BY THE LIGHT OF THE MOON by Dean Koontz

‘What’re you doing?’ she demanded again.

He answered this time, but his reply was neither reassuring nor informative: ‘I don’t know.’

She sensed a quality in his demeanor that was reminiscent of her desperate state of mind each time she found herself in the thrall of a mirage. Alarmed by the prospect of being driven at high speed by a man distracted by hallucinations or worse, she said, ‘Slow down, for God’s sake. Where are you going?’

Accelerating, he said, ‘West. Somewhere west. A place. Some place.’

‘Why?’

‘I feel the pull.’

‘The pull of what?’

‘The west. I don’t know. I don’t know what or where.’

‘Then why are you going anywhere at all?’

As if he were the simplest of men for whom this conversation had taken a philosophical turn no less beyond his comprehension than the arcane discoveries of molecular biology, Dylan rolled his gaze toward her, revealing as much white of the eyes as does a dog cringing in bewilderment from harsh words that it can’t understand. ‘It just… feels right.’

‘What feels right?’

‘Going this direction, going west again.’

‘Aren’t we driving straight back into trouble?’

‘Yeah, probably, I think so.’

‘Then pull over, stop.’

‘Can’t.’ An instant sweat slicked his face. ‘Can’t.’

‘Why?’

‘Frankenstein.

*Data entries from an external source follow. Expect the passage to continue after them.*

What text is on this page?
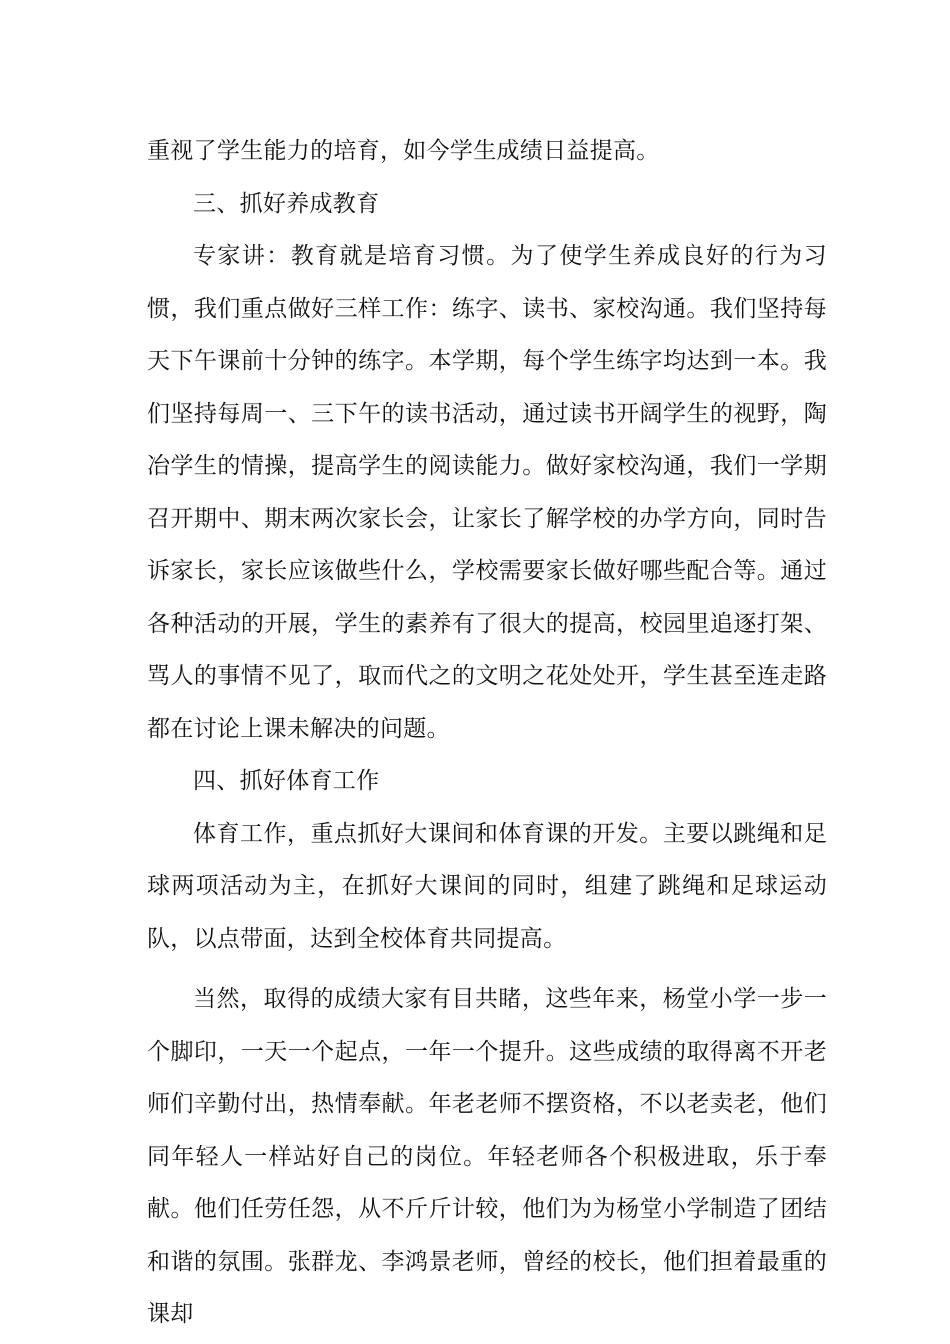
重视了学生能力的培育，如今学生成绩日益提高。

三、抓好养成教育

专家讲：教育就是培育习惯。为了使学生养成良好的行为习惯，我们重点做好三样工作：练字、读书、家校沟通。我们坚持每天下午课前十分钟的练字。本学期，每个学生练字均达到一本。我们坚持每周一、三下午的读书活动，通过读书开阔学生的视野，陶冶学生的情操，提高学生的阅读能力。做好家校沟通，我们一学期召开期中、期末两次家长会，让家长了解学校的办学方向，同时告诉家长，家长应该做些什么，学校需要家长做好哪些配合等。通过各种活动的开展，学生的素养有了很大的提高，校园里追逐打架、骂人的事情不见了，取而代之的文明之花处处开，学生甚至连走路都在讨论上课未解决的问题。

四、抓好体育工作

体育工作，重点抓好大课间和体育课的开发。主要以跳绳和足球两项活动为主，在抓好大课间的同时，组建了跳绳和足球运动队，以点带面，达到全校体育共同提高。

当然，取得的成绩大家有目共睹，这些年来，杨堂小学一步一个脚印，一天一个起点，一年一个提升。这些成绩的取得离不开老师们辛勤付出，热情奉献。年老老师不摆资格，不以老卖老，他们同年轻人一样站好自己的岗位。年轻老师各个积极进取，乐于奉献。他们任劳任怨，从不斤斤计较，他们为为杨堂小学制造了团结和谐的氛围。张群龙、李鸿景老师，曾经的校长，他们担着最重的课却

The needle. The stuff. It’s started. Something’s happening to me.’

‘What something?’

‘Some weird shit.’

In the backseat, Shepherd said, ‘Manure.’

14

Weird manure indeed.

As though he were fleeing from a fast-moving fire or outrunning an avalanche of tumbling rock and ice and snow, Dylan O’Conner was flogged by a sense of urgency so intense that his heart jumped like that of a rabbit running in the shadow of a wolf. He had never suffered feelings of persecution and had never taken methamphetamine, but he supposed this must be how a man with paranoid delusions would feel if he mainlined a near-lethal dose of liquid speed.

‘I’m jacked up,’ he told Jilly, pressing the accelerator, ‘and I don’t know why, and I can’t get down.’

God alone knew what she made of that. Dylan himself wasn’t sure what he’d been trying to convey.

In fact, he didn’t feel that he was running from danger, but that he was being drawn inexorably toward something by the world’s largest electromagnet, which pulled him by the iron in his blood. His sense of urgency was matched by an irresistible compulsion to move.

The urgency had no apparent cause, and the compulsion related to no specific object. He simply needed to go west, and he felt constrained to race after the setting moon with all possible haste.

Instinct, he told Jilly. Something in his blood that said go, something in his bones that said hurry, a race-memory voice speaking through his genes, a voice that he knew he dared not ignore, because if he resisted its message, something terrible would happen.

‘Terrible?’ she asked. ‘What?’

He didn’t know, he only felt, as a stalked antelope feels the cheetah lurking a hundred yards away behind a screen of tall grass, and as a parched cheetah senses the presence of a water hole miles away across the veldt.

Trying to explain himself, he’d let up on the accelerator. The speedometer needle quivered at 85. He pumped it toward 90.

In this traffic, on this highway, in this vehicle, driving at ninety miles per hour wasn’t only illegal and imprudent, but foolish, and worse than foolish – moronic.

He wasn’t able either to shame or argue himself into reacting responsibly to the risk. Shep’s life and Jilly’s, as well as his own, were jeopardized by this monomaniacal determination to move and to move fast, faster, always west, west. On another night or even at an earlier hour this night, the mere recognition of his accountability for their safety would have caused Dylan to slow down, but now all moral considerations and even his survival instinct were overruled by this feverish compulsion.

Macks and Peterbilts, sedans, coupes, SUVs, pickups, vans, auto carriers, motor homes, tanker trucks raced westward, weaving back and forth from lane to lane, and without once slowing, Dylan plunged the Expedition through the gaps in traffic as expertly as an eagle-eyed tailor speed-threading a long series of needles.